Добавить в цитаты Настройки чтения

Страница 62 из 72



Ничуть не ювелирная отделка маленьких недолговечных и прелестных вещиц составляет суть серебряного века. Бывает и это. Но так, между прочим, для утоления «переутонченности», которая, может быть, и является единственным признаком упадка.

Нет, художник серебряного века не ищет более ничтожных тем, нежели его счастливый предшественник. Он такой же искатель и носитель последних истин. Он пытается, с неизмеримо большим трудом, чем те, кому помогла стихия, дать образ своей и всей вообще человеческой жизни.

Он — труженик искусства, не баловень его.

Ошибочно думать, что первый обязательно Сальери, второй — Моцарт.

Я уже цитировал строчки Анненского — свидетельство поэта о самом себе. Если Сальери у Пушкина, при всей глубине произносимого над ним суда, все же в музыке — неудачник, Анненского неудачником в поэзии не назовешь.
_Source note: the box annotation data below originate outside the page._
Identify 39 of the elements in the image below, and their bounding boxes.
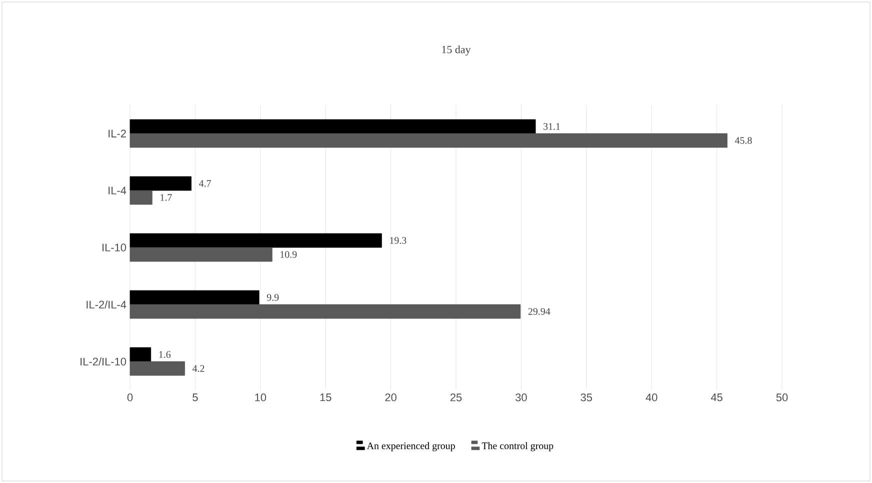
data-label: 29.94 <box>528 308 550 315</box>
data-label: 9.9 <box>266 294 279 301</box>
data-label: 45.8 <box>734 137 752 144</box>
y-tick-label: IL-4 <box>108 186 126 194</box>
x-tick-label: 25 <box>450 394 462 402</box>
bar <box>130 290 260 305</box>
bar <box>130 133 728 148</box>
bar <box>130 304 521 319</box>
x-tick-label: 5 <box>192 394 198 402</box>
data-label: 1.6 <box>159 351 171 358</box>
x-tick-label: 35 <box>580 394 592 402</box>
legend-label: The control group <box>482 442 554 452</box>
x-tick-label: 0 <box>127 394 133 402</box>
x-tick-label: 40 <box>646 394 658 402</box>
bar <box>130 247 272 262</box>
data-label: 1.7 <box>160 194 172 201</box>
bar <box>130 233 382 248</box>
bar <box>130 119 536 134</box>
bar <box>130 176 192 191</box>
y-tick-label: IL-2 <box>108 130 126 138</box>
bar <box>130 361 185 376</box>
y-tick-label: IL-10 <box>102 244 126 252</box>
data-label: 4.2 <box>192 365 204 372</box>
data-label: 19.3 <box>390 237 406 244</box>
x-tick-label: 10 <box>255 394 266 402</box>
bar <box>130 347 152 362</box>
x-tick-label: 50 <box>776 394 788 402</box>
legend-label: An experienced group <box>366 442 455 452</box>
x-tick-label: 20 <box>385 394 396 402</box>
x-tick-label: 15 <box>320 394 332 402</box>
data-label: 10.9 <box>280 251 297 258</box>
bar <box>130 190 152 205</box>
chart-title: 15 day <box>442 46 471 56</box>
data-label: 31.1 <box>544 123 560 130</box>
x-tick-label: 30 <box>516 394 527 402</box>
data-label: 4.7 <box>199 180 211 187</box>
x-tick-label: 45 <box>710 394 722 402</box>
y-tick-label: IL-2/IL-10 <box>80 357 126 366</box>
y-tick-label: IL-2/IL-4 <box>86 300 126 309</box>
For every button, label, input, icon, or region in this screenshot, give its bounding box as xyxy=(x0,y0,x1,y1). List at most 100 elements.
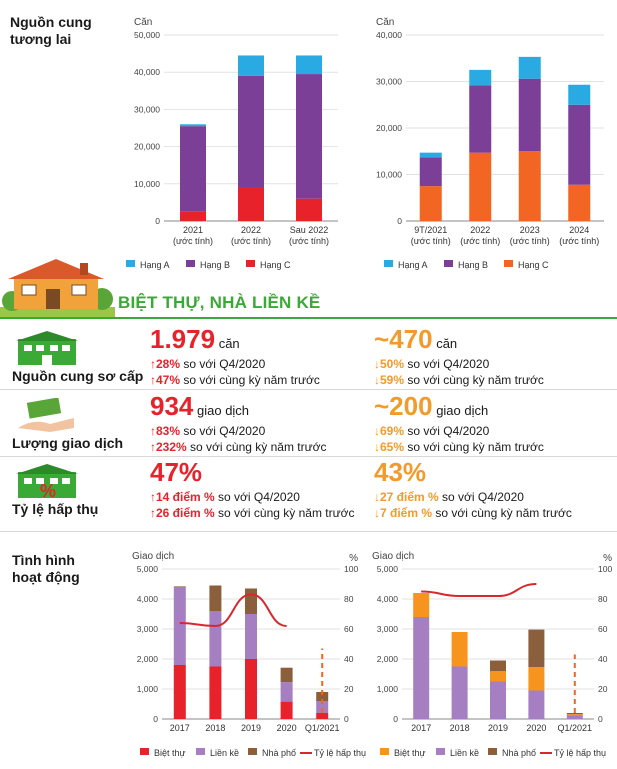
y-tick-label: 30,000 xyxy=(376,77,402,87)
bar-biệt-thự xyxy=(280,701,293,719)
metric-change-right-line1: ↓69% so với Q4/2020 xyxy=(374,424,489,438)
metric-label: Lượng giao dịch xyxy=(12,435,124,451)
change-value: ↑28% xyxy=(150,357,181,371)
metric-label: Tỷ lệ hấp thụ xyxy=(12,501,99,517)
x-tick-label: 2022 xyxy=(241,225,261,235)
bar-hạng-a xyxy=(469,69,492,86)
legend-label: Tỷ lệ hấp thụ xyxy=(554,748,606,758)
metric-unit: giao dịch xyxy=(193,403,250,418)
bar-liền-kề xyxy=(490,681,506,719)
bar-hạng-c xyxy=(469,152,492,221)
house-illustration-icon xyxy=(0,259,115,317)
bar-hạng-b xyxy=(180,126,206,212)
change-text: so với cùng kỳ năm trước xyxy=(180,373,320,387)
legend-swatch xyxy=(246,260,255,267)
y2-tick-label: 20 xyxy=(344,684,354,694)
x-tick-label: 2019 xyxy=(488,723,508,733)
y2-tick-label: 20 xyxy=(598,684,608,694)
change-value: ↓7 điểm % xyxy=(374,506,433,520)
y-tick-label: 0 xyxy=(393,714,398,724)
x-tick-sublabel: (ước tính) xyxy=(231,236,271,246)
bar-hạng-c xyxy=(180,211,206,221)
bar-nhà-phố xyxy=(490,660,506,671)
bar-hạng-a xyxy=(238,55,264,76)
change-text: so với cùng kỳ năm trước xyxy=(432,506,572,520)
y-tick-label: 0 xyxy=(155,216,160,226)
metric-label: Nguồn cung sơ cấp xyxy=(12,368,144,384)
bottom-divider xyxy=(0,531,617,532)
building-icon xyxy=(14,331,80,367)
bar-biệt-thự xyxy=(490,671,506,682)
bar-nhà-phố xyxy=(316,692,329,701)
y-tick-label: 1,000 xyxy=(377,684,399,694)
y-tick-label: 3,000 xyxy=(137,624,159,634)
legend-swatch xyxy=(488,748,497,755)
x-tick-label: 2018 xyxy=(205,723,225,733)
y-tick-label: 3,000 xyxy=(377,624,399,634)
activity-title-line1: Tình hình xyxy=(12,552,75,568)
legend-swatch xyxy=(504,260,513,267)
change-value: ↑83% xyxy=(150,424,181,438)
bar-biệt-thự xyxy=(245,659,257,719)
y-tick-label: 40,000 xyxy=(376,30,402,40)
bar-biệt-thự xyxy=(413,593,430,617)
bar-liền-kề xyxy=(566,715,583,719)
metric-change-left-line2: ↑232% so với cùng kỳ năm trước xyxy=(150,440,327,454)
metric-value-left: 934 giao dịch xyxy=(150,391,249,422)
metric-value-left: 47% xyxy=(150,457,202,488)
bar-hạng-a xyxy=(419,152,442,158)
change-text: so với cùng kỳ năm trước xyxy=(186,440,327,454)
change-text: so với Q4/2020 xyxy=(180,424,266,438)
legend-swatch xyxy=(436,748,445,755)
x-tick-sublabel: (ước tính) xyxy=(411,236,451,246)
legend-label: Biệt thự xyxy=(154,748,186,758)
supply-title-line2: tương lai xyxy=(10,31,72,47)
x-tick-label: 2020 xyxy=(277,723,297,733)
supply-title-line1: Nguồn cung xyxy=(10,14,92,30)
legend-label: Hạng B xyxy=(458,260,488,270)
legend-label: Liền kề xyxy=(210,748,239,758)
change-text: so với Q4/2020 xyxy=(438,490,524,504)
legend-label: Nhà phố xyxy=(502,748,536,758)
bar-liền-kề xyxy=(245,614,257,659)
y2-tick-label: 60 xyxy=(344,624,354,634)
y-axis-label: Căn xyxy=(134,17,152,28)
y2-tick-label: 100 xyxy=(344,564,358,574)
bar-biệt-thự xyxy=(566,714,583,716)
x-tick-label: 2024 xyxy=(569,225,589,235)
future-supply-chart-right: Căn010,00020,00030,00040,0009T/2021(ước … xyxy=(376,17,604,270)
y-axis-label: Giao dịch xyxy=(132,551,174,562)
y2-axis-label: % xyxy=(349,553,358,564)
change-value: ↓65% xyxy=(374,440,405,454)
y-tick-label: 4,000 xyxy=(137,594,159,604)
y-tick-label: 10,000 xyxy=(376,170,402,180)
metric-change-right-line1: ↓50% so với Q4/2020 xyxy=(374,357,489,371)
svg-text:%: % xyxy=(40,481,56,500)
bar-liền-kề xyxy=(451,666,468,719)
bar-biệt-thự xyxy=(173,665,186,719)
bar-hạng-c xyxy=(296,198,322,221)
bar-hạng-c xyxy=(518,151,541,221)
x-tick-label: 2017 xyxy=(411,723,431,733)
metric-value-right: 43% xyxy=(374,457,426,488)
x-tick-sublabel: (ước tính) xyxy=(559,236,599,246)
y-axis-label: Giao dịch xyxy=(372,551,414,562)
legend-label: Hạng A xyxy=(140,260,170,270)
metric-number: ~470 xyxy=(374,324,433,354)
transactions-chart-right: Giao dịch % 0 1,000 2,000 3,000 4,000 5,000 0 20 4… xyxy=(372,551,612,758)
y-tick-label: 1,000 xyxy=(137,684,159,694)
x-tick-label: Q1/2021 xyxy=(305,723,340,733)
transactions-chart-left: Giao dịch % 0 1,000 2,000 3,000 4,000 5,000 0 20 4… xyxy=(132,551,366,758)
y2-tick-label: 40 xyxy=(598,654,608,664)
metric-change-right-line2: ↓65% so với cùng kỳ năm trước xyxy=(374,440,544,454)
change-text: so với Q4/2020 xyxy=(180,357,266,371)
change-value: ↑14 điểm % xyxy=(150,490,215,504)
x-tick-label: 2023 xyxy=(520,225,540,235)
activity-title-line2: hoạt động xyxy=(12,569,80,585)
y-tick-label: 4,000 xyxy=(377,594,399,604)
bar-liền-kề xyxy=(173,587,186,665)
metric-change-left-line1: ↑83% so với Q4/2020 xyxy=(150,424,265,438)
change-text: so với Q4/2020 xyxy=(404,424,490,438)
activity-section-title: Tình hình hoạt động xyxy=(12,552,80,586)
y-tick-label: 5,000 xyxy=(377,564,399,574)
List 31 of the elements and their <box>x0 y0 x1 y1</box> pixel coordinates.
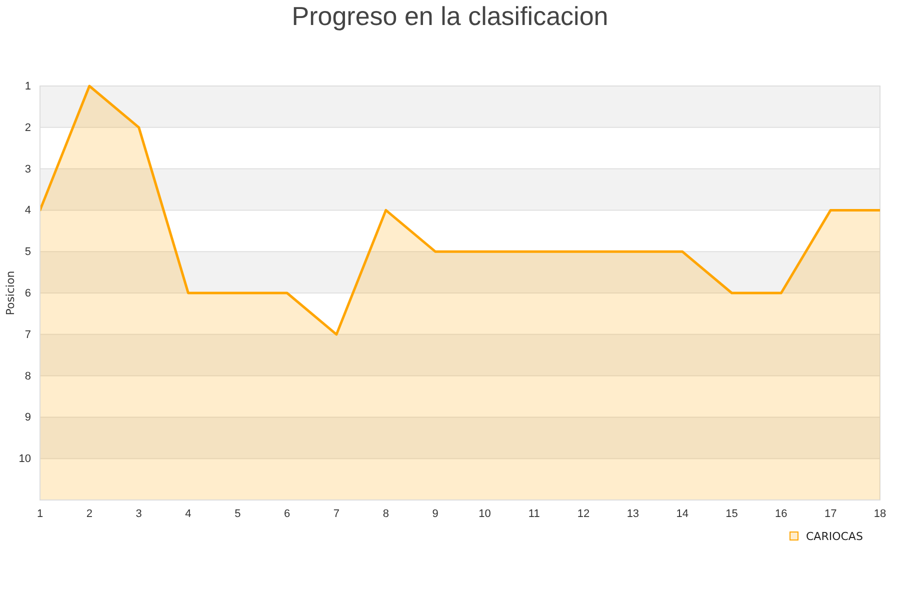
x-tick-label: 10 <box>478 508 491 520</box>
chart-title: Progreso en la clasificacion <box>292 1 608 31</box>
y-tick-label: 7 <box>24 328 31 341</box>
x-tick-label: 7 <box>333 508 340 520</box>
x-tick-label: 13 <box>626 508 640 520</box>
x-tick-label: 11 <box>528 508 540 520</box>
y-tick-label: 4 <box>24 204 31 217</box>
x-tick-label: 4 <box>185 508 192 520</box>
y-tick-label: 5 <box>24 246 31 258</box>
x-tick-label: 14 <box>676 508 688 520</box>
x-tick-label: 15 <box>726 508 738 520</box>
x-tick-label: 8 <box>382 508 389 520</box>
x-tick-label: 17 <box>824 508 837 520</box>
x-tick-label: 2 <box>86 508 92 520</box>
y-tick-label: 1 <box>24 80 31 93</box>
x-tick-label: 3 <box>136 508 142 520</box>
y-tick-label: 10 <box>18 453 31 466</box>
x-tick-label: 5 <box>234 508 241 520</box>
x-tick-label: 6 <box>284 508 290 520</box>
legend-label: CARIOCAS <box>806 530 863 543</box>
x-tick-label: 9 <box>432 508 438 520</box>
x-tick-label: 18 <box>874 508 886 520</box>
y-axis-title: Posicion <box>4 270 17 316</box>
x-tick-label: 1 <box>36 508 44 520</box>
x-tick-label: 16 <box>775 508 788 520</box>
y-tick-label: 8 <box>24 370 31 382</box>
y-tick-label: 2 <box>24 122 31 134</box>
y-tick-label: 9 <box>24 412 31 424</box>
x-tick-label: 12 <box>577 508 590 520</box>
y-tick-label: 6 <box>24 288 31 300</box>
y-tick-label: 3 <box>24 163 31 176</box>
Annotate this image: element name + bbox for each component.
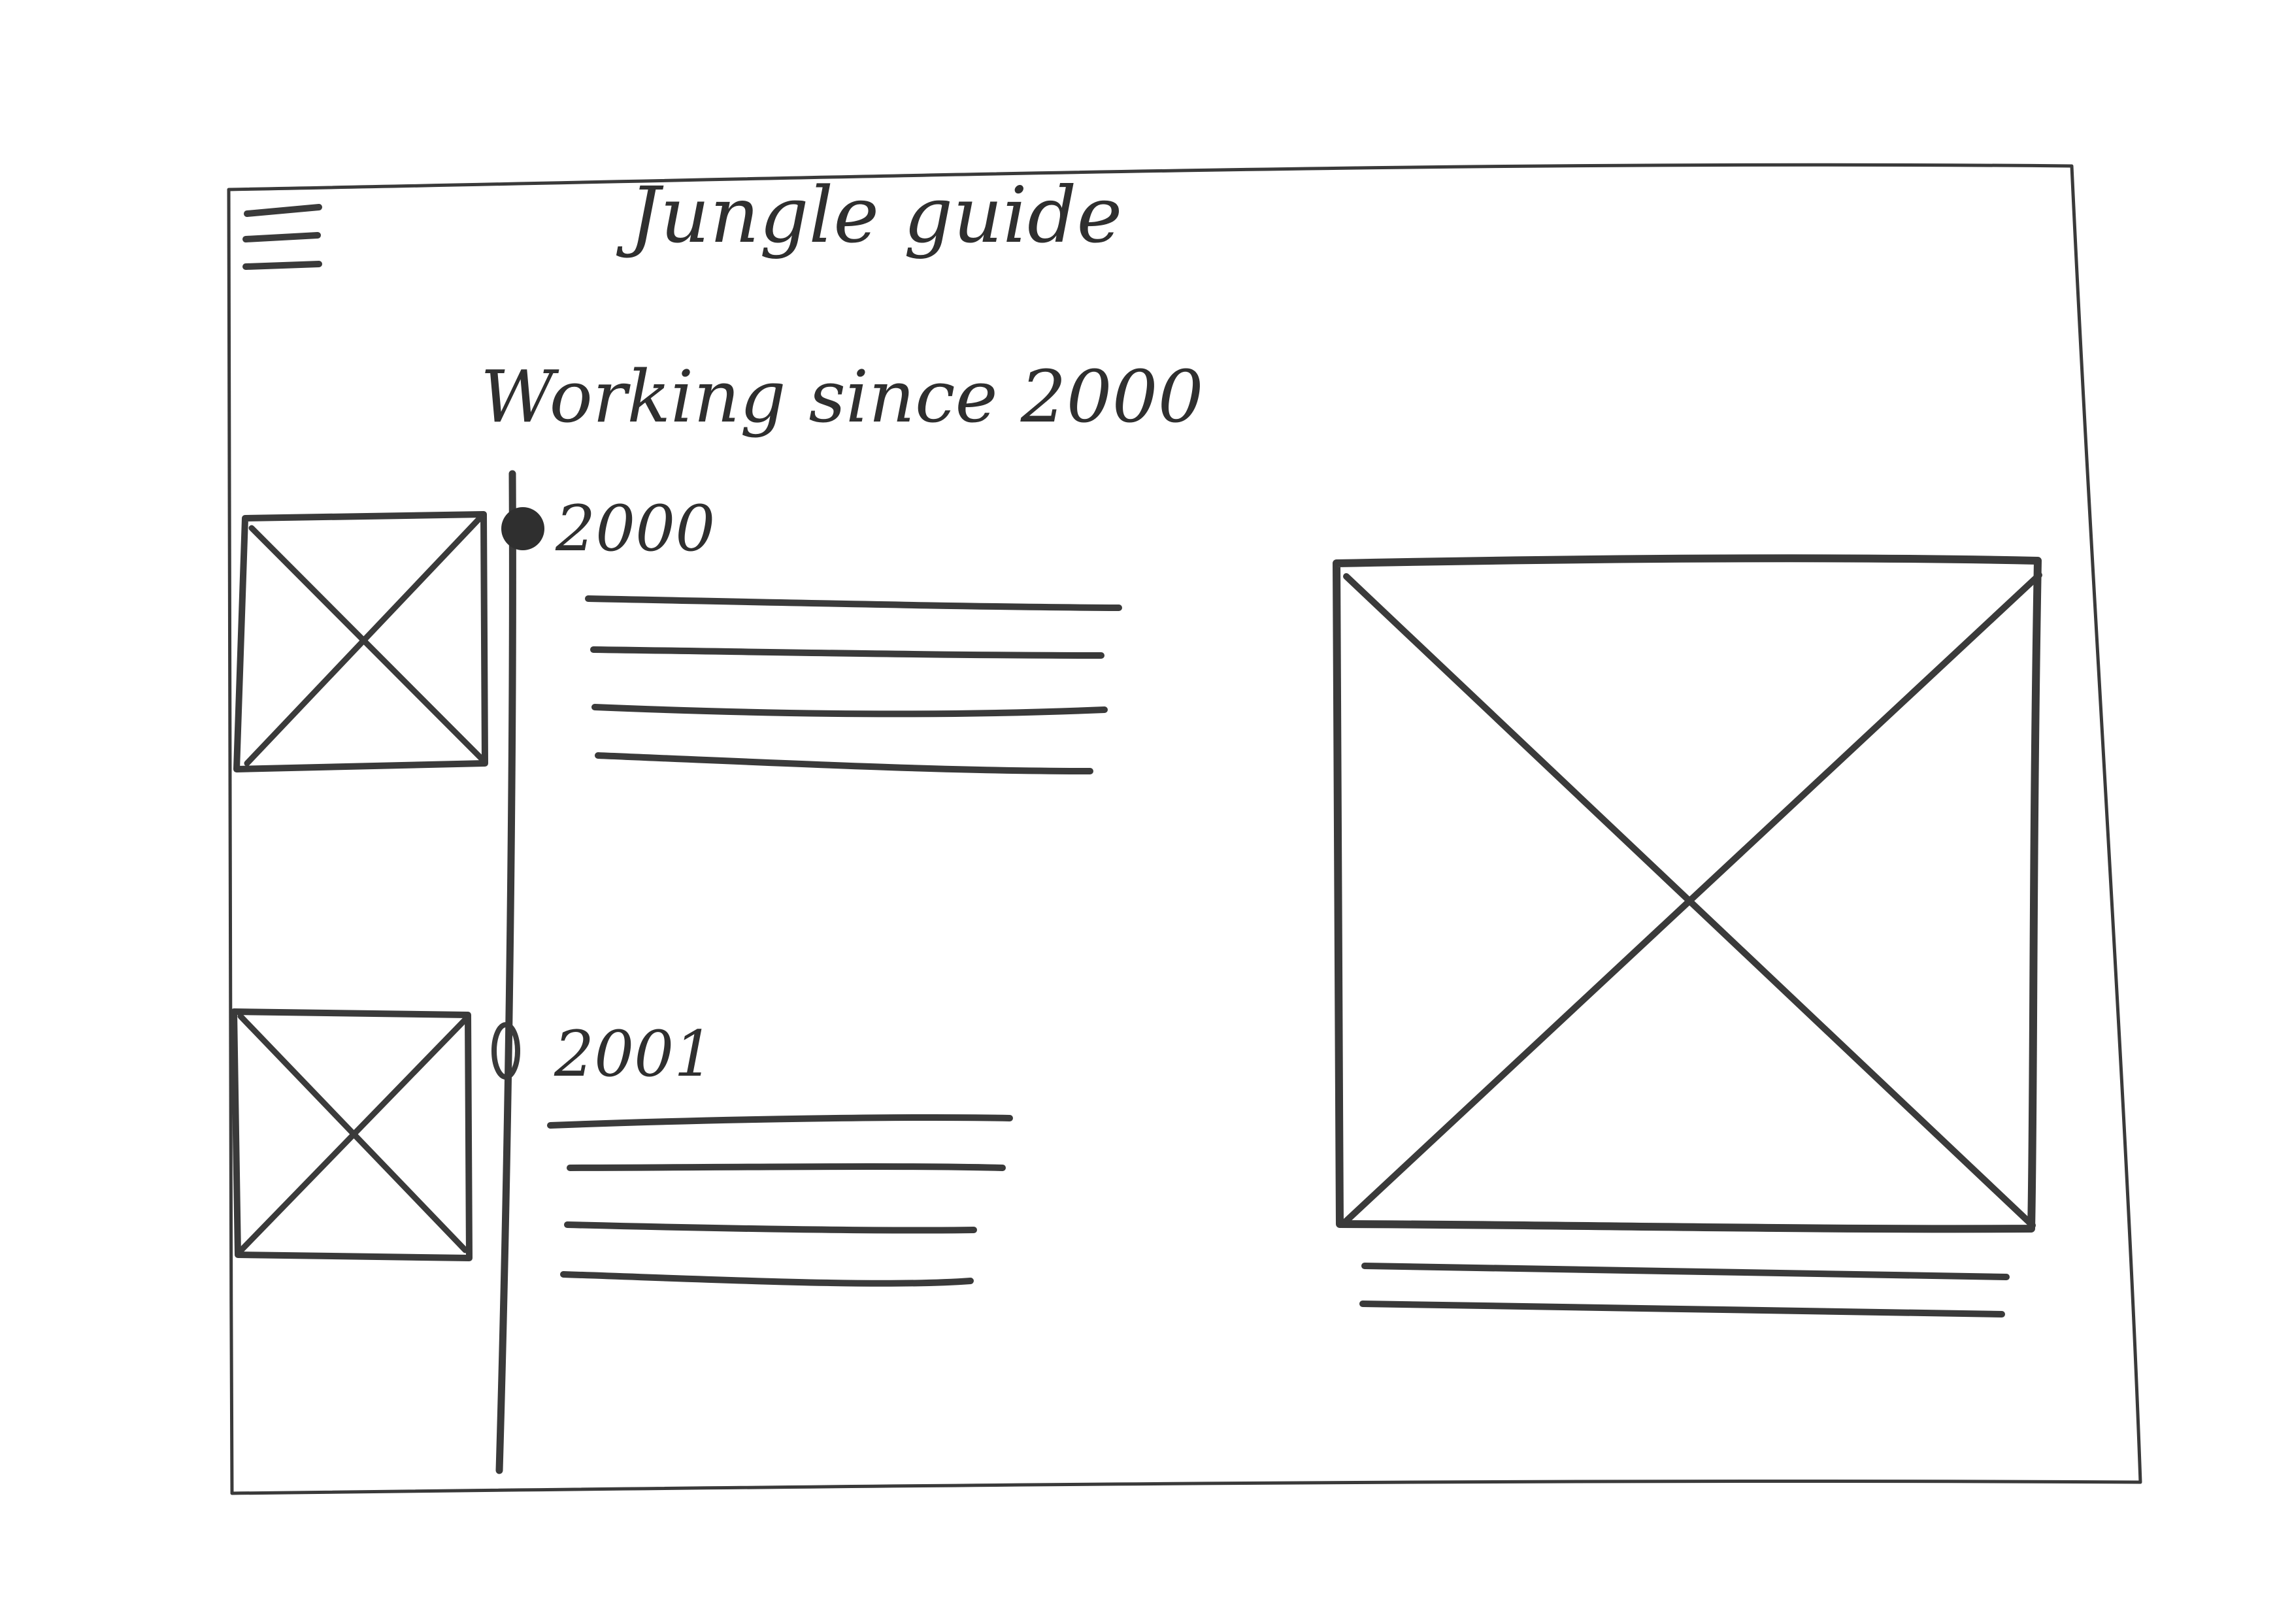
timeline-year: 2001 xyxy=(554,1018,714,1091)
timeline-year: 2000 xyxy=(555,492,715,565)
image-placeholder-icon xyxy=(1333,554,2042,1233)
entry-text-lines xyxy=(585,595,1122,774)
app-title: Jungle guide xyxy=(616,170,1123,260)
image-placeholder-icon xyxy=(233,511,488,772)
feature-card[interactable] xyxy=(1333,554,2042,1317)
timeline-line xyxy=(495,470,516,1474)
timeline-entry[interactable]: 2001 xyxy=(231,1008,1013,1287)
timeline-entry[interactable]: 2000 xyxy=(233,492,1122,774)
timeline-marker-filled[interactable] xyxy=(501,507,544,550)
hamburger-menu-icon[interactable] xyxy=(242,204,322,270)
page-heading: Working since 2000 xyxy=(480,355,1204,439)
page-frame xyxy=(227,163,2142,1495)
image-placeholder-icon xyxy=(231,1008,473,1261)
feature-caption-lines xyxy=(1359,1263,2010,1317)
entry-text-lines xyxy=(547,1114,1013,1287)
timeline-marker-hollow[interactable] xyxy=(491,1022,520,1080)
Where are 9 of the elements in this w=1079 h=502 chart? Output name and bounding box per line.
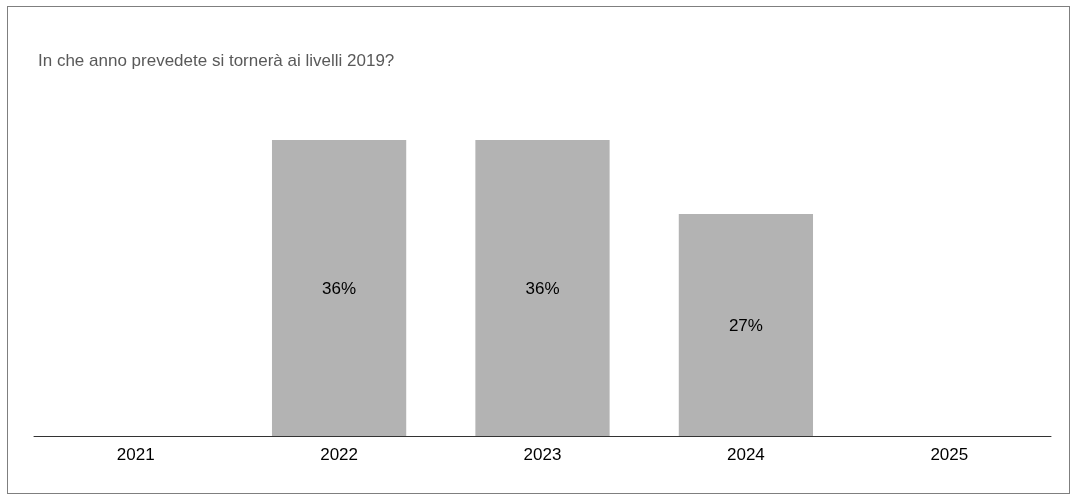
x-tick-label: 2025 xyxy=(930,445,969,464)
x-tick-label: 2022 xyxy=(320,445,359,464)
data-label: 36% xyxy=(525,278,560,298)
x-tick-label: 2024 xyxy=(726,445,765,464)
x-tick-label: 2023 xyxy=(523,445,562,464)
chart-title: In che anno prevedete si tornerà ai livelli 2019? xyxy=(38,51,395,70)
data-label: 36% xyxy=(322,278,357,298)
data-label: 27% xyxy=(728,315,763,335)
x-tick-label: 2021 xyxy=(116,445,155,464)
И уж никак не назовешь им Бодлера.

А это ли не труженик поэзии!

L'un est l'Art et 1'autre 1'Amour…

Это сопоставление трудного искусства и трудной любви (у Бодлера любви к женщине, у Анненского — материнской, к больным детям), освящает тяжесть труда, но «соленые слезы» и тут не забыты.

Нет, разумеется, никакой возможности с точностью определить границы века золотого и века серебряного.

Всего проще, быть может, считать золотым веком два-три лучших десятилетия жизни «свой век увлекающего гения».

Золотой век русской поэзии прошлого столетия, «первая любовь» России — жизнь и стихи Пушкина.

Благодаря Баратынскому, серебряный век существует одновременно с золотым.

Не таков случай Языкова. Он по свободе и звучности голоса — образчик века золотого, но это образчик второго или третьего сорта.

На Лермонтове золотой век как бы замедляет свое исчезновение.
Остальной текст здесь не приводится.